Banning and McCann discover that the fake Monet is in fact an expert forgery that could only have been painted by someone with access to the original; they visit the likeliest forger in prison, to no avail, although his attitude suggests to them that he recognizes the work.
Later, Banning finds Crown packing his belongings with Anna. He promises Banning his interest lies with her alone, stating that Anna works for him, but he would be compromising her to define the nature of their association, and offers to return the Monet, giving her a time and place to meet him when he's finished. Tearfully, Banning leaves and informs McCann.
The following day, the police stake out the museum, waiting to arrest Crown. Banning learns that the fake Monet was painted by Anna; the imprisoned forger is her father, a partner of Crown, who became her guardian. Crown arrives but quickly blends into the crowd, aided by lookalikes in bowler hats a la Magritte's The Son of Man. Evading police, Crown sets off the museum's fire sprinklers. His donated Pissarro, hanging in the Monet's place, is washed clean by the sprinklers to reveal the real Monet.

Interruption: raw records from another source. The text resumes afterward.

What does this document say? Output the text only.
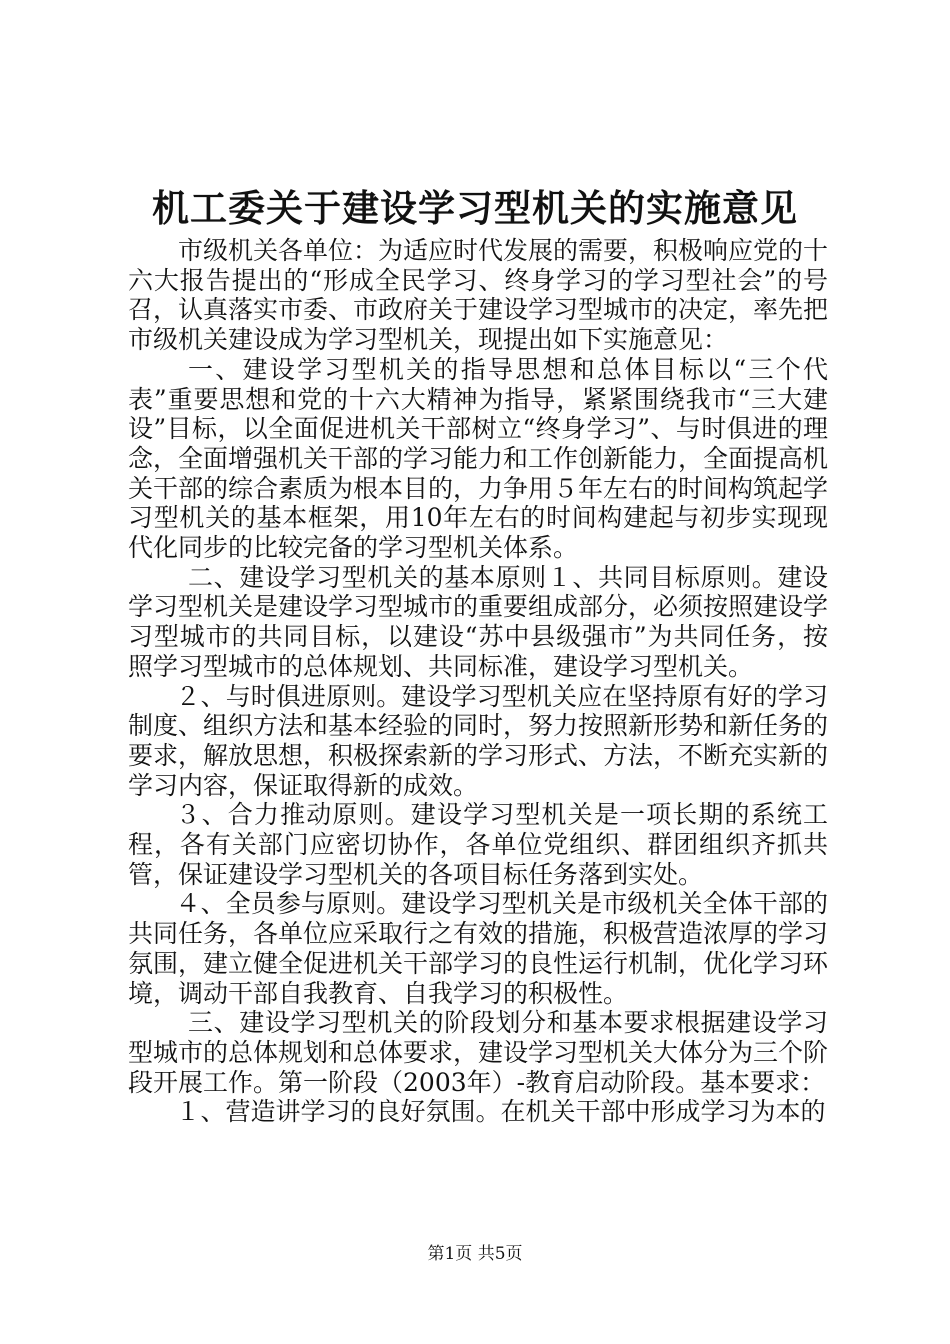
机工委关于建设学习型机关的实施意见

市级机关各单位：为适应时代发展的需要，积极响应党的十六大报告提出的“形成全民学习、终身学习的学习型社会”的号召，认真落实市委、市政府关于建设学习型城市的决定，率先把市级机关建设成为学习型机关，现提出如下实施意见：

一、建设学习型机关的指导思想和总体目标以“三个代表”重要思想和党的十六大精神为指导，紧紧围绕我市“三大建设”目标，以全面促进机关干部树立“终身学习”、与时俱进的理念，全面增强机关干部的学习能力和工作创新能力，全面提高机关干部的综合素质为根本目的，力争用５年左右的时间构筑起学习型机关的基本框架，用10年左右的时间构建起与初步实现现代化同步的比较完备的学习型机关体系。

二、建设学习型机关的基本原则１、共同目标原则。建设学习型机关是建设学习型城市的重要组成部分，必须按照建设学习型城市的共同目标，以建设“苏中县级强市”为共同任务，按照学习型城市的总体规划、共同标准，建设学习型机关。

２、与时俱进原则。建设学习型机关应在坚持原有好的学习制度、组织方法和基本经验的同时，努力按照新形势和新任务的要求，解放思想，积极探索新的学习形式、方法，不断充实新的学习内容，保证取得新的成效。

３、合力推动原则。建设学习型机关是一项长期的系统工程，各有关部门应密切协作，各单位党组织、群团组织齐抓共管，保证建设学习型机关的各项目标任务落到实处。

４、全员参与原则。建设学习型机关是市级机关全体干部的共同任务，各单位应采取行之有效的措施，积极营造浓厚的学习氛围，建立健全促进机关干部学习的良性运行机制，优化学习环境，调动干部自我教育、自我学习的积极性。

三、建设学习型机关的阶段划分和基本要求根据建设学习型城市的总体规划和总体要求，建设学习型机关大体分为三个阶段开展工作。第一阶段（2003年）-教育启动阶段。基本要求：

１、营造讲学习的良好氛围。在机关干部中形成学习为本的

第1页 共5页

Crown's plan is made clear; upon stealing the Monet, Crown had Anna forge the Pissarro over it, and "returned" it to the museum. However, Crown has now vanished with another painting (the one that Banning had pointed to early on), but Banning's employer and McCann consider their case closed as this painting is not covered by Banning's employer. Banning races to meet Crown but finds only the missing painting. Devastated, she sends the painting to McCann, and boards a plane back to London. Taking her seat, she finds Crown sitting behind her and the two are passionately reunited.